To begin, both the eviction notice and a letter recently published in the Targum refer to the Palestinian refugee situation in Israel, but how did it originate? In 1947 the United Nations established the Partition Plan for Palestine which divided modern day Israel into two nations — one Jewish, one Arab. The Jews welcomed this plan due to their desire to re-establish a Jewish state after being in the land for over 3,000 years. The Arabs, on the other hand, rejected the UN’s plan to establish an Israeli state. Once again, the local Arabs refused to officially form two states. The following year, Israel declared its independence and was home to more than 160,000 Arabs who accepted Israel and shared equal rights and citizenship as the Jews. However, a majority of Arabs living in the region refused to recognize and accept the establishment of Israel and, along with Egypt, Iraq, Jordan, Lebanon and Syria, went to war with Israel. Surrounding the time of the war, an estimated 500,000 Arabs who refused to recognize Israel fled to neighboring Arab countries who, with the exception of Jordan, denied citizenship to their Palestinian comrades. Many of these individuals and their descendants today are the Palestinian “refugees” that have been referred to in the past week.

As Alexander Galloway, the former director for the United Nations Relief and Works Agency for Palestinian Refugees in Jordan, explained, “The Arab nations do not want to solve the Arab refugee problem. They want to keep it as an open sore, as an affront against the United Nations and as a weapon against Israel. Arab leaders don’t give a damn whether the refugees live or die.” Additionally, the UNRWA applies unique criteria to the Palestinians that are not experienced by any other refugee in the world. For example, only Palestinian refugees maintain their status as refugees after they have gained citizenship from any recognized nation. For the rest of the world, this is not how it works. The consequences of these double standards result in skewed and untruthful “facts” of the true situation in Israel.
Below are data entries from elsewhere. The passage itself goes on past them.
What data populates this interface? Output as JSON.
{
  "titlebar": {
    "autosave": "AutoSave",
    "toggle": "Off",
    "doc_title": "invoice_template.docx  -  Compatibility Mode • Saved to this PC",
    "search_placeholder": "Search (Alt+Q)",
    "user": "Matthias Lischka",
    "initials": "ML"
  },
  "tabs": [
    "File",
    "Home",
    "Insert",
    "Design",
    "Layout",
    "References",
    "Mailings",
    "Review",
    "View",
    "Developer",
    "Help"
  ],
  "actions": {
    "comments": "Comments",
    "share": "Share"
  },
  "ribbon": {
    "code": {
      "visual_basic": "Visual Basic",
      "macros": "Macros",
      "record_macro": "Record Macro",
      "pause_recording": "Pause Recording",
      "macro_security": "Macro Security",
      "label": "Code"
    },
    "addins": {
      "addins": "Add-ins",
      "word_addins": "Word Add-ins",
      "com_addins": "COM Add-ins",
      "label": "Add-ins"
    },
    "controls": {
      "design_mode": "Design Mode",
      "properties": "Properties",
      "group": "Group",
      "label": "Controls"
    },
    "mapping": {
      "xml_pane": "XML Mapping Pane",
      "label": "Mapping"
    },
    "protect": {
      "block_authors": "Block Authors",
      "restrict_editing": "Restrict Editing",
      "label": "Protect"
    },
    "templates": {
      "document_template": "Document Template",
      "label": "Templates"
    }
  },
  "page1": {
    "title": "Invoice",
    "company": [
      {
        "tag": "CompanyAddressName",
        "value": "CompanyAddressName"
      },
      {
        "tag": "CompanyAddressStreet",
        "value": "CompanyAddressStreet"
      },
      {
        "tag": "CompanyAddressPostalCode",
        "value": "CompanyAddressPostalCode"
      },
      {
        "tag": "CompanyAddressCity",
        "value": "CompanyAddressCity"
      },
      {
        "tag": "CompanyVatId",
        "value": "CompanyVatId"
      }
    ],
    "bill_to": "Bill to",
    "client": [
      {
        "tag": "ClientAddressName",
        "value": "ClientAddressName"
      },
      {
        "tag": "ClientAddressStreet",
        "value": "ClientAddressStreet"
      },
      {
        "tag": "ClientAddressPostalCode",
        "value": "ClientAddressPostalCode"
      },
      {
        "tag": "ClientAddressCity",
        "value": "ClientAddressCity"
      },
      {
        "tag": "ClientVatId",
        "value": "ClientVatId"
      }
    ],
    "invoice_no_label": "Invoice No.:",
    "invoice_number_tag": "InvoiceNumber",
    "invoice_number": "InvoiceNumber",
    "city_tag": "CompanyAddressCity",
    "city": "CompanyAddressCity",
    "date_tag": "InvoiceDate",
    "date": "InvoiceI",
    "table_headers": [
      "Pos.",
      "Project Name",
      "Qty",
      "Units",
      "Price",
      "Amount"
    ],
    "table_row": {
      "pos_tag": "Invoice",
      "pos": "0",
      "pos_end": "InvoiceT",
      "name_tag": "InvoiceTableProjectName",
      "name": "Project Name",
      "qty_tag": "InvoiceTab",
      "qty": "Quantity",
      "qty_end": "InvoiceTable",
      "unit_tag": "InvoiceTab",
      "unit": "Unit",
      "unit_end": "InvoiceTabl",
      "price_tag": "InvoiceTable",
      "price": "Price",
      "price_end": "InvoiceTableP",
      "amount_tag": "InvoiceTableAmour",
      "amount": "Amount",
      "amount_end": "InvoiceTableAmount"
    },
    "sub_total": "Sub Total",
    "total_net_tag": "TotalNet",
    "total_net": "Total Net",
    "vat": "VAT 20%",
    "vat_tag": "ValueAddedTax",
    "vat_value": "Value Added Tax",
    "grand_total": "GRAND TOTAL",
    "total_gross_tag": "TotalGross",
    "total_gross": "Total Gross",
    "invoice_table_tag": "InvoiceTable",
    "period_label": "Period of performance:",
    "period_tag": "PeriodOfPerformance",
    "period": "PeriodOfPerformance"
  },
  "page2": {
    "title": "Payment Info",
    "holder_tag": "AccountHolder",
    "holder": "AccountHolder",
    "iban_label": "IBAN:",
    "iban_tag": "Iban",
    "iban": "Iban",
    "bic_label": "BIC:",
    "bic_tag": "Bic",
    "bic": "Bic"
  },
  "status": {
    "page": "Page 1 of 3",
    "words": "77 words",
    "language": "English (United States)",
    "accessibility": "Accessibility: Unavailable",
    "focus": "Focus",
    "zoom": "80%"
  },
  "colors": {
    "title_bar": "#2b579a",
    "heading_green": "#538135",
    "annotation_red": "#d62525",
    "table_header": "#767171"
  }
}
The irony of the false accusations made against Israel in the past week is the fact that Israel has historically allowed more than 1.25 million Israeli-Arabs to live among Jewish Israelis and hold positions in the Israeli Parliament and Supreme Court. Additionally, Israel has also been the only nation in the world to offer land to create a Palestinian state. However, the repeated refusal of Palestinians to accept Israel’s offers has resulted in heightened tension and a murkier vision of real peace.

The situation in the Middle East is not ideal, and I am sure that you did not need me to tell you that. However, we cannot allow our dissatisfaction with the current state of affairs lead to fabricated, dishonest statements being spread as were earlier this week. As a proud pro-Israel and pro-peace Rutgers student, I recognize that truthful, open dialogue and discussion is the most powerful and meaningful form of communication.

Aviv Alter is a School of Arts and Sciences junior majoring in biological sciences.